Abstract of Paper to be Presented at Accio 2005

How statistics and computer-based visualisations contribute to our understanding of Harry Potter

Dr Tim Regan

In this paper I will show how statistics and computer based visualizations may be used to aid our understanding of the Harry Potter novels.

These can help us with two aspects of our exploration of the Harry Potter series:

  1. Providing evidence for or against existing theories, and
  2. Predicting events and character developments of the final two books.

As good novels, and more importantly as an unfinished series of good novels, the Harry Potter series give ample scope for theorising about the true motives of the characters and the fates that J.K. Rowling has in store for them. The best of this theorising and speculation is based on repeated and detailed readings of the novels and the surrounding pronouncements of JKR and other readers. But careful reading is not the only way to glean and analyse the content locked in the text of a book.

Alongside statistics, computers can be used to provide abstract interactive visualizations of text. While a human reader is very good at gleaning the rhythm or poetic structure of a text, and the various plots and sub-plots, there are other structures or patterns present in written works of fiction, like the distribution of certain word clusters, which we may overlook. A computerised rendering of the text may help us to see these more abstract patterns.

Numerical or statistical analysis of text has a long history, starting with the use of checksums by early religious scribes, and progressing through the analysis of authorship; for example, from looking at Shakespeare's plays, up to current work using forensic stylistics to attribute leaked governmental secrets. Recently, information retrieval has been revolutionised by computing so that huge corpuses of texts can be reliably indexed, searched, and even to a certain extent summarised. These statistical methods include measures of style such as word counting, recording the length of sentences, or counting new words in each sentence.

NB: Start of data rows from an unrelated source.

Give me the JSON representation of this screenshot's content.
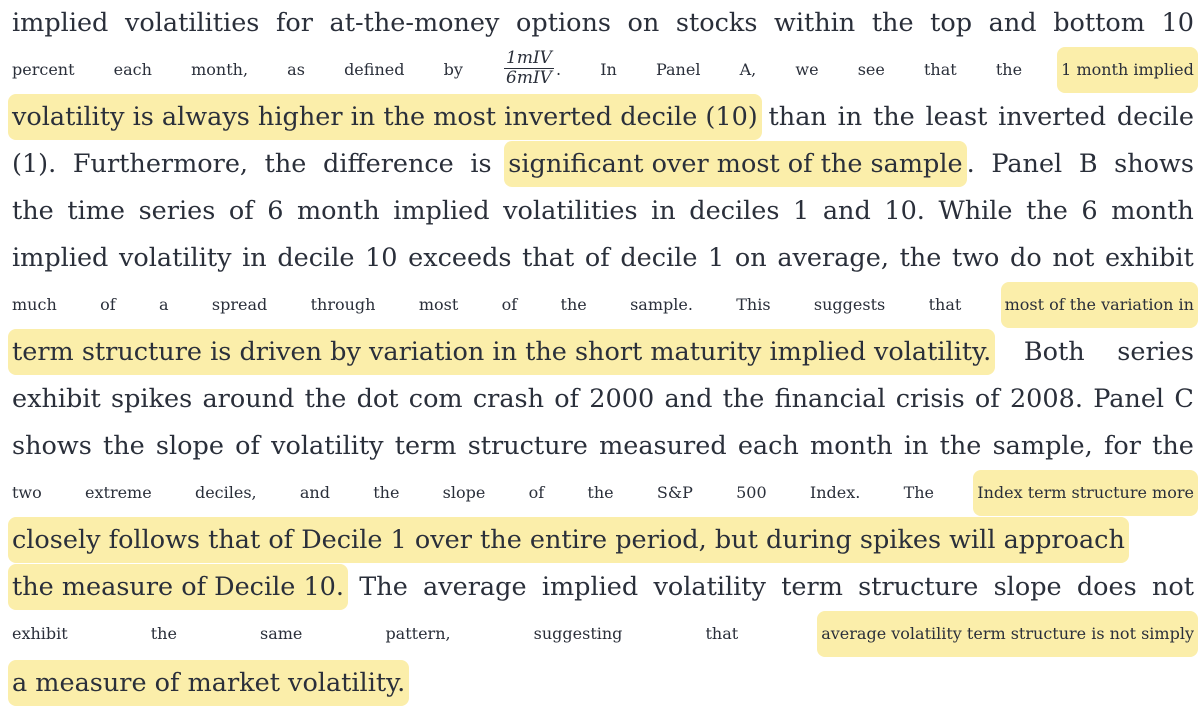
{
  "lines": [
    [
      "implied",
      "volatilities",
      "for",
      "at-the-money",
      "options",
      "on",
      "stocks",
      "within",
      "the",
      "top",
      "and",
      "bottom",
      "10"
    ],
    [
      "percent",
      "each",
      "month,",
      "as",
      "defined",
      "by",
      "__FRAC__",
      "In",
      "Panel",
      "A,",
      "we",
      "see",
      "that",
      "the",
      "1 month implied"
    ],
    [
      "volatility is always higher in the most inverted decile (10)",
      "than",
      "in",
      "the",
      "least",
      "inverted",
      "decile"
    ],
    [
      "(1).",
      "Furthermore,",
      "the",
      "difference",
      "is",
      "significant over most of the sample",
      ".",
      "Panel",
      "B",
      "shows"
    ],
    [
      "the",
      "time",
      "series",
      "of",
      "6",
      "month",
      "implied",
      "volatilities",
      "in",
      "deciles",
      "1",
      "and",
      "10.",
      "While",
      "the",
      "6",
      "month"
    ],
    [
      "implied",
      "volatility",
      "in",
      "decile",
      "10",
      "exceeds",
      "that",
      "of",
      "decile",
      "1",
      "on",
      "average,",
      "the",
      "two",
      "do",
      "not",
      "exhibit"
    ],
    [
      "much",
      "of",
      "a",
      "spread",
      "through",
      "most",
      "of",
      "the",
      "sample.",
      "This",
      "suggests",
      "that",
      "most of the variation in"
    ],
    [
      "term structure is driven by variation in the short maturity implied volatility.",
      "Both",
      "series"
    ],
    [
      "exhibit",
      "spikes",
      "around",
      "the",
      "dot",
      "com",
      "crash",
      "of",
      "2000",
      "and",
      "the",
      "financial",
      "crisis",
      "of",
      "2008.",
      "Panel",
      "C"
    ],
    [
      "shows",
      "the",
      "slope",
      "of",
      "volatility",
      "term",
      "structure",
      "measured",
      "each",
      "month",
      "in",
      "the",
      "sample,",
      "for",
      "the"
    ],
    [
      "two",
      "extreme",
      "deciles,",
      "and",
      "the",
      "slope",
      "of",
      "the",
      "S&P",
      "500",
      "Index.",
      "The",
      "Index term structure more"
    ],
    [
      "closely follows that of Decile 1 over the entire period, but during spikes will approach"
    ],
    [
      "the measure of Decile 10.",
      "The",
      "average",
      "implied",
      "volatility",
      "term",
      "structure",
      "slope",
      "does",
      "not"
    ],
    [
      "exhibit",
      "the",
      "same",
      "pattern,",
      "suggesting",
      "that",
      "average volatility term structure is not simply"
    ],
    [
      "a measure of market volatility."
    ]
  ],
  "highlighted": {
    "1": [
      14
    ],
    "2": [
      0
    ],
    "3": [
      5
    ],
    "6": [
      12
    ],
    "7": [
      0
    ],
    "10": [
      12
    ],
    "11": [
      0
    ],
    "12": [
      0
    ],
    "13": [
      6
    ],
    "14": [
      0
    ]
  },
  "fraction": {
    "numerator": "1mIV",
    "denominator": "6mIV",
    "suffix": "."
  },
  "highlight_color": "#fbeeaa",
  "text_color": "#2a2f3a"
}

So how can we apply these techniques to J.K. Rowling's Harry Potter novels? We can compare the frequencies and distributions of uncommon words around each character and event. This provides insight into the conscious and unconscious J.K. Rowling as she writes. For example, though the increased occurrence of the noun "beetle" through Harry Potter and the Goblet of Fire is missed on first reading, until Hermione uncovers Rita Skeeter's disguise, a statistical analysis would not be diverted by such obfuscation. Though providing evidence for or against existing theories is valuable, predicting the outcome of the series would be far more exciting. We know that J.K. Rowling has plotted all seven books, and that some events in the existing five books are clues while others are red-herrings. Can we use statistics and visualizations to tease these apart? I hope that my talk will show people how we can.